Lemme back up a minute. I’d picked up the Sophie Kinsella series on audio CDs years ago. And when I heard there was a movie made, I was like ‘wait a minute when did the main character “Bex” (Rebecca Bloomwood) become an American?’ In the audio books, she’s a Brit with very dry Brit wit and humor (…if you wanna call it funny). I actually like the American Bloomwood better in the movie ‘cause I can actually relate to her as she’s a cute, sweet, and likeable girl. She’s not uptight and prim and proper like she is portrayed as a Brit.  Wouldn’t have bothered me one bit if she had a southern accent.  She’s just your ordinary girl with a big spending problem. As she says in the beginning of the movie, there are real prices and there are mom prices.

Apparently the real prices are purchased with “magic cards” as she called them. That’s sorta fairy tale and silly but actually the underlying meaning behind shopaholicism is true. Buy now, pay later…instant gratification!

In the movie, Rebecca is very much like a Legally Blonde Elle Woods’ character (remember, played by Reese Witherspoon?). Rebecca is a high fashionista as you would expect and without much thinking reacts immediately to everything in a very girl next door sorta way. And the storyline in the movie unfolds very early on that she became a shop-a-holic ‘cause her parents were such savers (played by Joan Cusack and John Goodman). And since she didn’t have much as a child, when she became an adult and applied for credit cards, she was out of control. Okay I’ll buy that…at least that’s not too far fetched.

There were a few funny scenes like when she had to go on a business trip to Miami with her boss and very predictable love interest. He kinda looks like a Paul Rudd character with the puppy dog eyes. And ironically he’s got a British accent in the movie. But anyway there’s a scene where after a day of networking and schmoozing at a tradeshow, they’re out having a drink at what looks like Miami’s Espanola Way and her boss buys her a fan from a walking sales girl with a basket. Then he grabs Rebecca and they start dancing along with others on the street. She’s so left footed and goofy but that’s what makes her and the movie more adorable than totally unbelievable.

The overall lesson of the movie is good but has its shortcomings too. Like near the end, she has a “store sale” of all her clothing and at the end makes more than what she owes to the Debt Collector. I dunno about that message… that she made money from overspending? But I think the fact that she reconciles with her best friend and walks by Yves St. Laurent store without going in and buying anything is a predictable but right way to end it.

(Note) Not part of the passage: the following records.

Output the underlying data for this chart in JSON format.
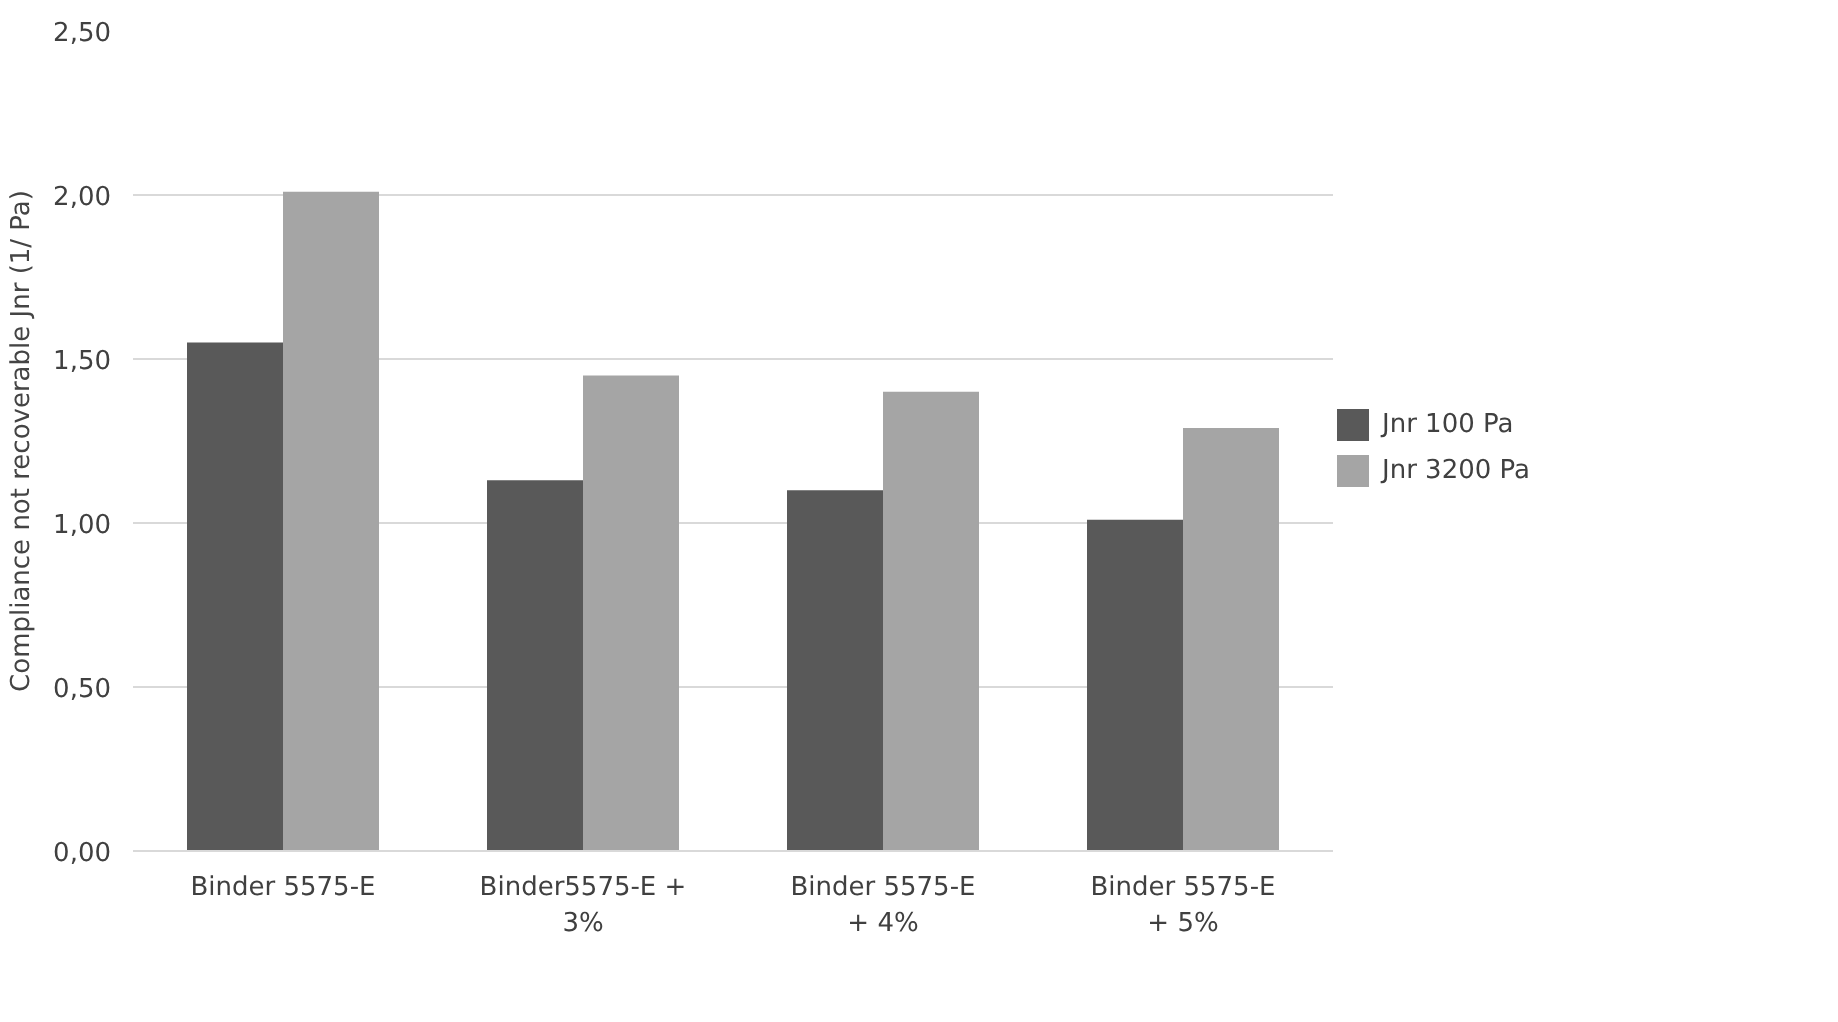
{
  "chart_data": {
    "type": "bar",
    "ylabel": "Compliance not recoverable Jnr (1/ Pa)",
    "categories": [
      "Binder 5575-E",
      "Binder5575-E +\n3%",
      "Binder 5575-E\n+ 4%",
      "Binder 5575-E\n+ 5%"
    ],
    "series": [
      {
        "name": "Jnr 100 Pa",
        "color": "#595959",
        "values": [
          1.55,
          1.13,
          1.1,
          1.01
        ]
      },
      {
        "name": "Jnr 3200 Pa",
        "color": "#a5a5a5",
        "values": [
          2.01,
          1.45,
          1.4,
          1.29
        ]
      }
    ],
    "ylim": [
      0,
      2.5
    ],
    "yticks": [
      {
        "value": 0,
        "label": "0,00"
      },
      {
        "value": 0.5,
        "label": "0,50"
      },
      {
        "value": 1,
        "label": "1,00"
      },
      {
        "value": 1.5,
        "label": "1,50"
      },
      {
        "value": 2,
        "label": "2,00"
      },
      {
        "value": 2.5,
        "label": "2,50"
      }
    ],
    "grid": "y",
    "legend": "right"
  }
}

At least the main take-away message to girls is that it’s not okay to use shopping and buying beyond your means as a crutch to fix any sorta depression. That’s my hope anyway. It was an amusing almost two hours but that was plenty long. I can’t really imagine a sequel.

I kinda wish the movie was set somewhere other than New York, like Raleigh.  New York is just so predictible. I think if Rebecca had a southern drawl or a North Carolinan accent, that would’ve made it even more real.